Casey was with two other people as they made their way up to a thermal pool and geyser at Norris Geyser Basin. She and one other person got off the boardwalk and were walking on thermal ground. Multiple other people were concerned and took photos and videos of the three. Norris Geyser Basin is an area well marked with signs and warnings to stay on the boardwalk.
“Boardwalks in geyser basins protect visitors and delicate thermal formations,” said Yellowstone National Park Public Affairs Officer Morgan Warthin. “The ground is fragile and thin and scalding water just below the surface can cause severe or fatal burns. More than 20 people have died from burns suffered after they entered or fell into Yellowstone’s hot springs.”

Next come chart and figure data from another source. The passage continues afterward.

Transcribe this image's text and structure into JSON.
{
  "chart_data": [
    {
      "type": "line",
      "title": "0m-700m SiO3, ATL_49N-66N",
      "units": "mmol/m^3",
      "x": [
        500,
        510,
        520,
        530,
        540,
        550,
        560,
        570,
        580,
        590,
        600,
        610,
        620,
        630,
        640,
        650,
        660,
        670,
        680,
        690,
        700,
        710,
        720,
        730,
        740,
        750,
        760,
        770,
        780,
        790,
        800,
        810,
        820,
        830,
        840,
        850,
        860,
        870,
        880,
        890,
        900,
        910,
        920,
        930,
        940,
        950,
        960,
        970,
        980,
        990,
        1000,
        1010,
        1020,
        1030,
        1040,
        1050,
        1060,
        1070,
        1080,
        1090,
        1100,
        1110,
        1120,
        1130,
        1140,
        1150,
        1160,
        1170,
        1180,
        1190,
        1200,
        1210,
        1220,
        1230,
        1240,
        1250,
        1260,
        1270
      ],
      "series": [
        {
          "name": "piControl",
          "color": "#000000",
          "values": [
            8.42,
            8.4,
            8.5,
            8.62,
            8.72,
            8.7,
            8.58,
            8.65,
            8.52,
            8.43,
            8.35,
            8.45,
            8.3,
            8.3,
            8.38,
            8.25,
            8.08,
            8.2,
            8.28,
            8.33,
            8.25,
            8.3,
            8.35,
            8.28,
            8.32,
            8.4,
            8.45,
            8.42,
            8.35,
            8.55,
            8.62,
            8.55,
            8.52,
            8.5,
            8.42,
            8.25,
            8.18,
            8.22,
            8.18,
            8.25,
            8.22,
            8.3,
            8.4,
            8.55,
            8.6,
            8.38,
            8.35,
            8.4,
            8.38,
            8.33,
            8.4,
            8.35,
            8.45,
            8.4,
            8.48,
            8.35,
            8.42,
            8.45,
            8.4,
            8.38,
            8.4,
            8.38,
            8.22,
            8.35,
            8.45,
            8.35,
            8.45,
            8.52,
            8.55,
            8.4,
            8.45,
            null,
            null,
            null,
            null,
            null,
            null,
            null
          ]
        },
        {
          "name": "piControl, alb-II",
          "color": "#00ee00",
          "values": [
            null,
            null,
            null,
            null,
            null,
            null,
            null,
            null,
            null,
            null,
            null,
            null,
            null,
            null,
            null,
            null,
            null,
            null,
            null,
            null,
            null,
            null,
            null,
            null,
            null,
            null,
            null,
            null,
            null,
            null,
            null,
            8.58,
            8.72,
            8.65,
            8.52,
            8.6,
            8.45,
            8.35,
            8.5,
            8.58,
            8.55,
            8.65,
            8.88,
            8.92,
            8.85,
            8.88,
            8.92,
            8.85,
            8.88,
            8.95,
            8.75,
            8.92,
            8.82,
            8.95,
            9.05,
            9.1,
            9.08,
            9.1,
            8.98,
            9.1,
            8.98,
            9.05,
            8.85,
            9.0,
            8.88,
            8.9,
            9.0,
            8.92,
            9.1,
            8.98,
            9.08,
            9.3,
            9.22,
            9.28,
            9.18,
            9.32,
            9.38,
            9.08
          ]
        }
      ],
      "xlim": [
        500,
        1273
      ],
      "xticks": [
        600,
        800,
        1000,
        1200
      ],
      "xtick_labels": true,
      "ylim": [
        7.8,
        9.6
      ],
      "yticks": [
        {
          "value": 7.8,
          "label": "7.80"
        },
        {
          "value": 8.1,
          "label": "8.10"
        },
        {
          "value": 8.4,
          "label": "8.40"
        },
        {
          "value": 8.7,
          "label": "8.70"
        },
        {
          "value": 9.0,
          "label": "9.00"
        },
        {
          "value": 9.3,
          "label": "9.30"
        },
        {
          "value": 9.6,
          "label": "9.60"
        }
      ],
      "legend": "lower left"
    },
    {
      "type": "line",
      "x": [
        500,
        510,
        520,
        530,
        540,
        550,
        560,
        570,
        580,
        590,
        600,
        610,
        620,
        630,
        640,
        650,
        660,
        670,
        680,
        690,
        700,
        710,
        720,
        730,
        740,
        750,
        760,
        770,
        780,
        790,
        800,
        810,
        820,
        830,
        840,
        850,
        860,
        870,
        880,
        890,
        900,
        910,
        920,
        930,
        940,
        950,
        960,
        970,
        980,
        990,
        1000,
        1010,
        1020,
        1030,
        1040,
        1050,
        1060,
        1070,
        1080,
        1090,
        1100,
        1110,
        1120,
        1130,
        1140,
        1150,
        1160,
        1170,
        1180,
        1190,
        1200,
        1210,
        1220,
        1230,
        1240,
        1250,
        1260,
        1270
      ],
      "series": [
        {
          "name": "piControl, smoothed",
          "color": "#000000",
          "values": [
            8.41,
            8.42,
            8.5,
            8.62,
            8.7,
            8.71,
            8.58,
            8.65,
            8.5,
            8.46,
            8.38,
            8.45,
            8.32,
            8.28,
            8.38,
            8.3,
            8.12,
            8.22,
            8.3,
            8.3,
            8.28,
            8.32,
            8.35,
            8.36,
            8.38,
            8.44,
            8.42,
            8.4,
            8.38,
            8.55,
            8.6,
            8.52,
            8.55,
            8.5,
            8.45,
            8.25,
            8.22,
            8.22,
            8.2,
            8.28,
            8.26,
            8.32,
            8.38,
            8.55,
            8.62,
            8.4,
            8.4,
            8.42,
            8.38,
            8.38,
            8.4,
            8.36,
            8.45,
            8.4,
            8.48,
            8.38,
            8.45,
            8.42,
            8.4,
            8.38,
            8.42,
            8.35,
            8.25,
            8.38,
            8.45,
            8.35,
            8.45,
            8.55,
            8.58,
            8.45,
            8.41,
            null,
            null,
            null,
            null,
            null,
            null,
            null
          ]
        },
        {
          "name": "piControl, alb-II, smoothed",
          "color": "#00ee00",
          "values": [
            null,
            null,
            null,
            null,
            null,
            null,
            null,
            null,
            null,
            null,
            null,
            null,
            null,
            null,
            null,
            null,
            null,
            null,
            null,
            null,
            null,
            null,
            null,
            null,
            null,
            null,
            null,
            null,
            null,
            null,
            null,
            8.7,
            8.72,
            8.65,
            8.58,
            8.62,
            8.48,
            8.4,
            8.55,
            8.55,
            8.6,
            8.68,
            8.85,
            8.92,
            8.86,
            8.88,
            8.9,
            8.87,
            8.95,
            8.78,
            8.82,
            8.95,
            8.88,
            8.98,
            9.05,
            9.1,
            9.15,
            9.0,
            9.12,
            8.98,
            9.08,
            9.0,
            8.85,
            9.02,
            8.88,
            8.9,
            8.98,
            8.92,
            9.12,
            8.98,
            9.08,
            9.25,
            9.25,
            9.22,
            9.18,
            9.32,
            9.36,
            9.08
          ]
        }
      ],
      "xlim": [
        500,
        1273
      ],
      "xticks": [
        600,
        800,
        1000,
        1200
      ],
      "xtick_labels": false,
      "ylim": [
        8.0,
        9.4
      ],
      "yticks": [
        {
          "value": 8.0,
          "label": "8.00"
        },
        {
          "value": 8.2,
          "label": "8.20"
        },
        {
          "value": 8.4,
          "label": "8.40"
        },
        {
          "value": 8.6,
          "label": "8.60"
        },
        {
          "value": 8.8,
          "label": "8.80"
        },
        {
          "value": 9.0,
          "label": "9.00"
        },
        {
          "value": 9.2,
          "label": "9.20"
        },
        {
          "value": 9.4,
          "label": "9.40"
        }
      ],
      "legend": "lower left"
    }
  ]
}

“For those who lack a natural ability to appreciate the dangerousness of crusty and unstable ground, boiling water, and scalding mud, the National Park Service does a darn good job of warning them to stay on the boardwalk and trail in thermal areas,” said Acting United States Attorney Bob Murray. “Yet there will always be those like Ms. Casey who don’t get it. Although a criminal prosecution and jailtime may seem harsh, it’s better than spending time in a hospital’s burn unit.”
This case was handled by Yellowstone National Park law enforcement officers and prosecuted by Assistant United States Attorney Stephanie Hambrick.